When Microsoft rushed to ship Copilot in 2023, they bolted their $13 billion OpenAI investment onto Office and Teams — a text-generation sidebar that doesn’t remember your last conversation, can’t coordinate across tools, and takes no action on your behalf. That’s what happens when an oil tanker tries to turn.

When they realized a chatbot wasn’t enough, they didn’t go back to OpenAI — their own investment. They went to Anthropic, a separate company, for agentic capabilities. Even Cowork is a graft — someone else’s agent model layered onto Microsoft’s existing stack, priced at a premium.
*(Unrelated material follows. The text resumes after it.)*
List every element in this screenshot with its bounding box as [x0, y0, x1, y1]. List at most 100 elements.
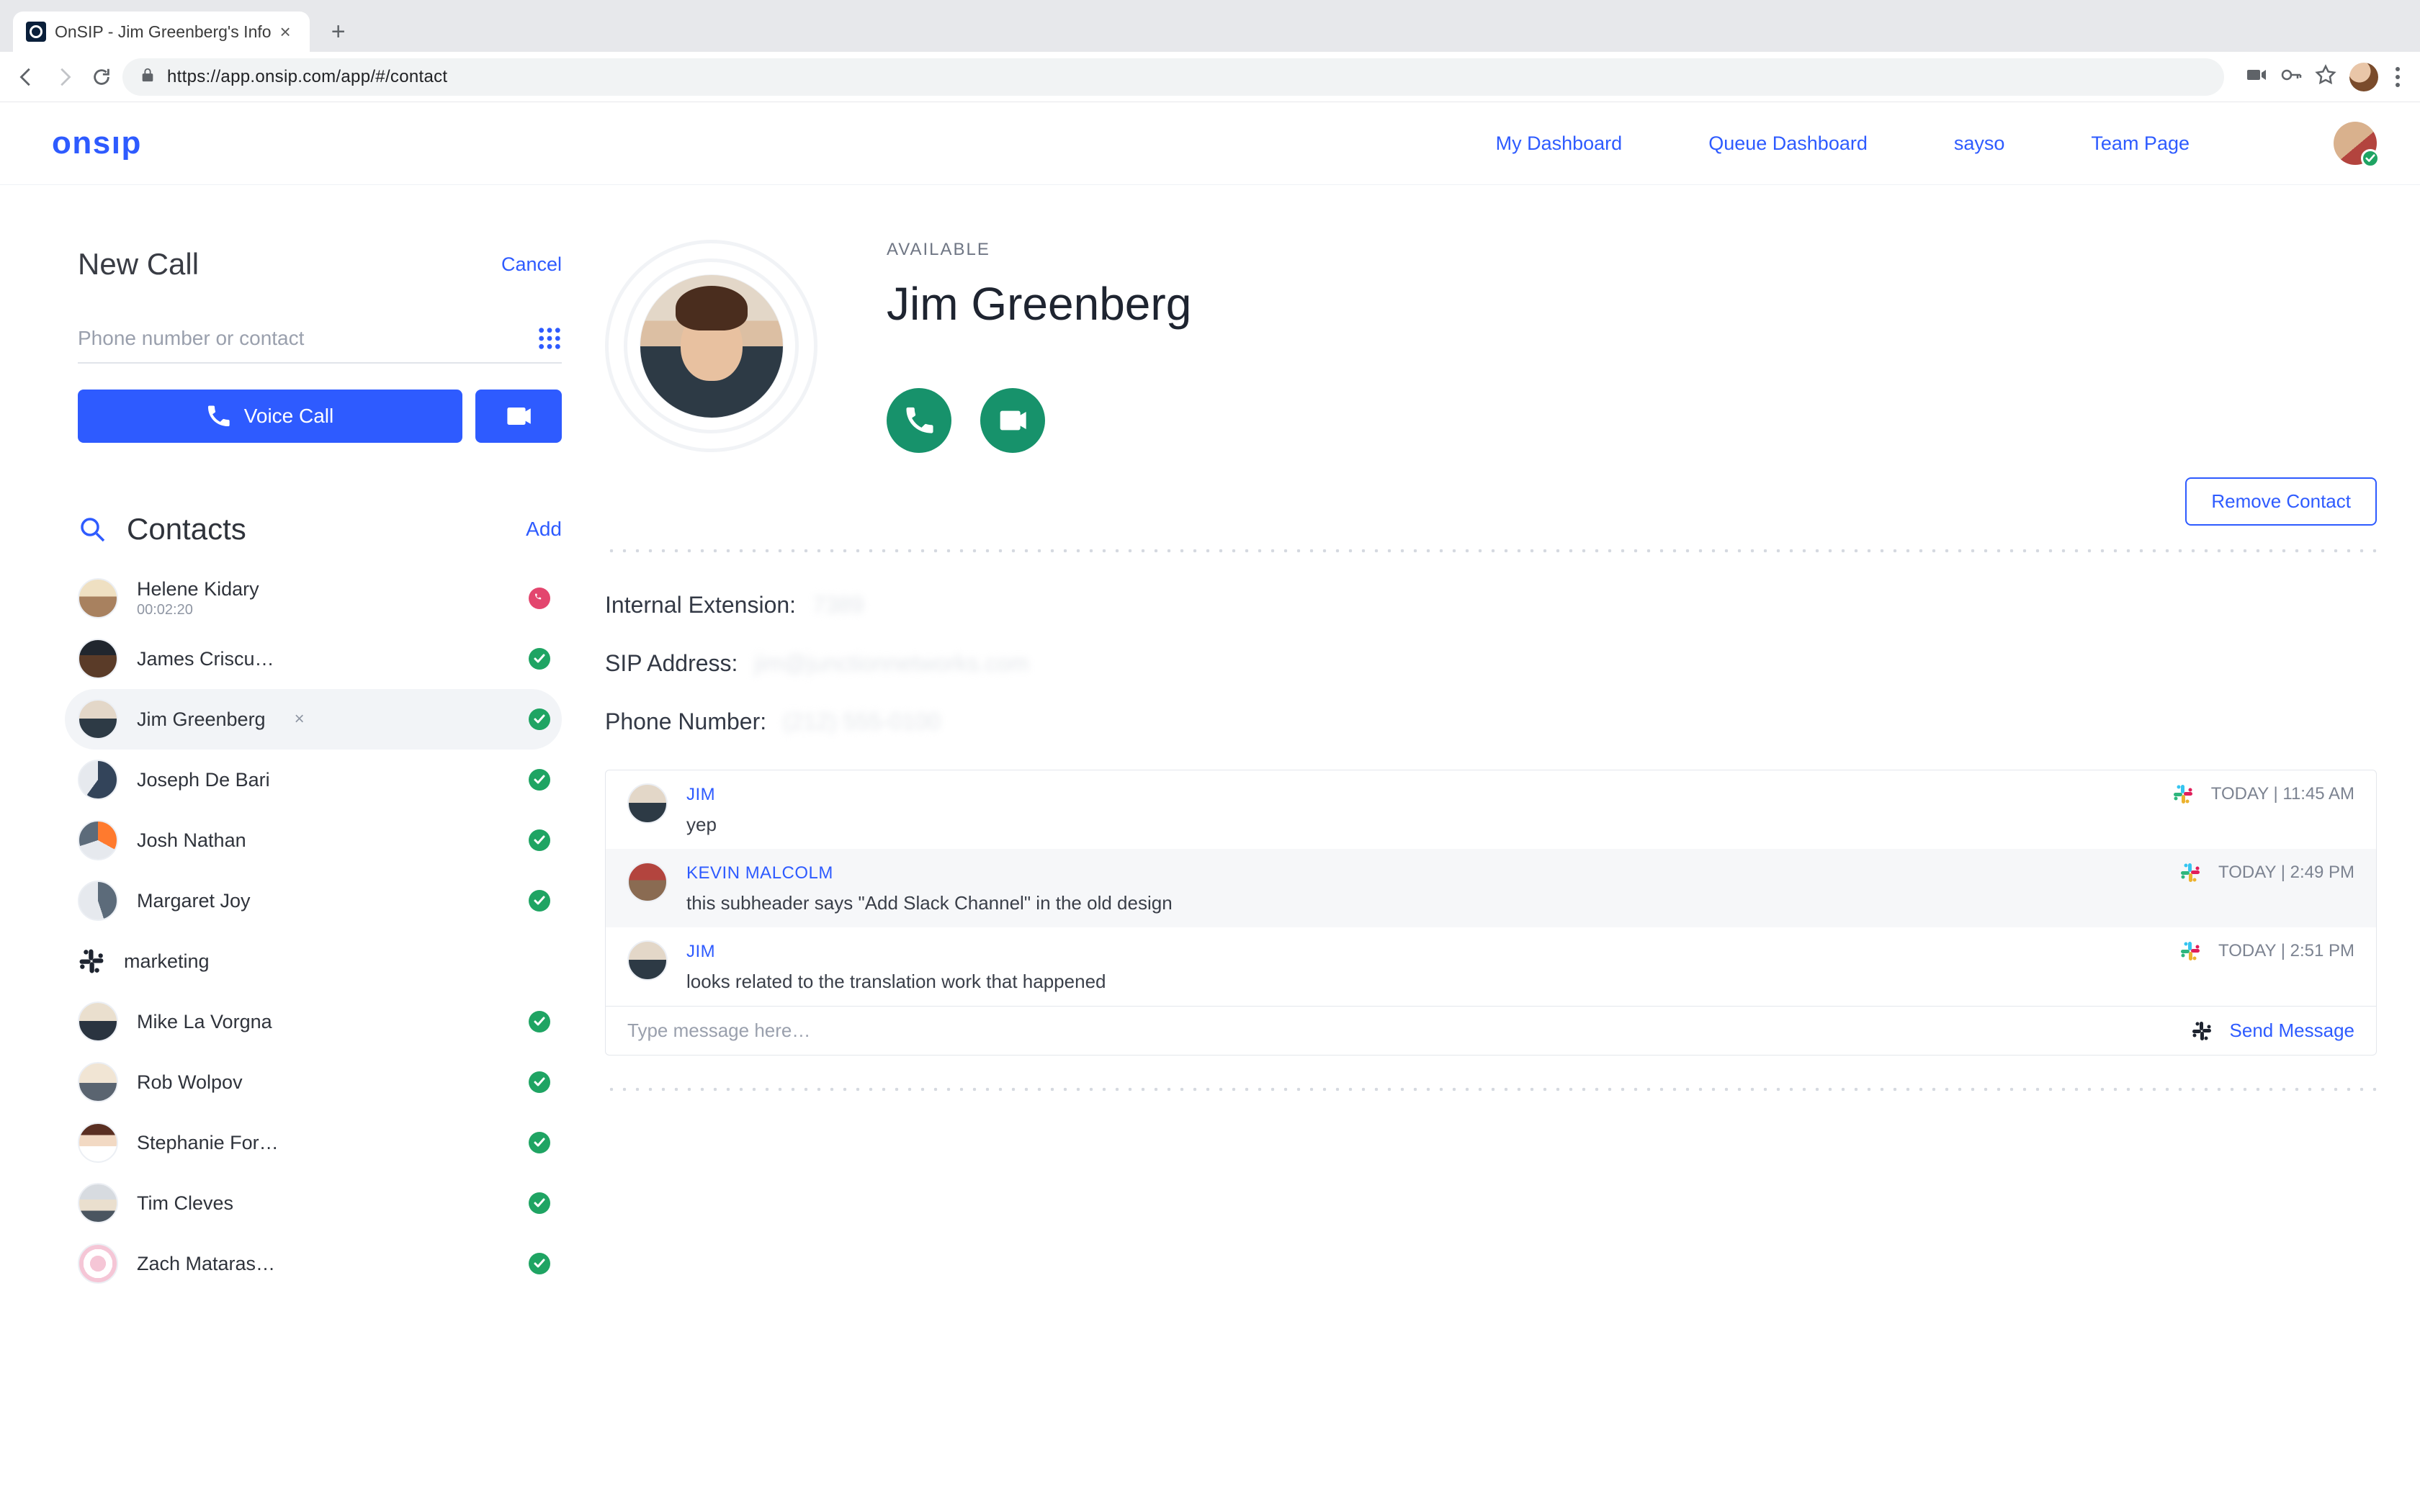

At amaiko, we shipped agentic AI inside Microsoft 365 in September 2025, six months before Cowork existed. Not a sidebar. A multi-agent system where a main agent delegates to specialists, maintains persistent memory of your team, and operates natively inside your M365 tenant. The capabilities Microsoft is now licensing from Anthropic at half a billion dollars a year — we built them from the ground up for Teams.

AI is hard, and anyone claiming otherwise is selling you something. We’re not going to pretend we’ve solved it. But there’s a clear difference between a vendor that classifies its own product as entertainment and one that builds agents designed to do real work.

And when your company’s “official AI” carries an entertainment disclaimer, don’t be surprised when your employees start bringing their own. The fine print just gave them permission.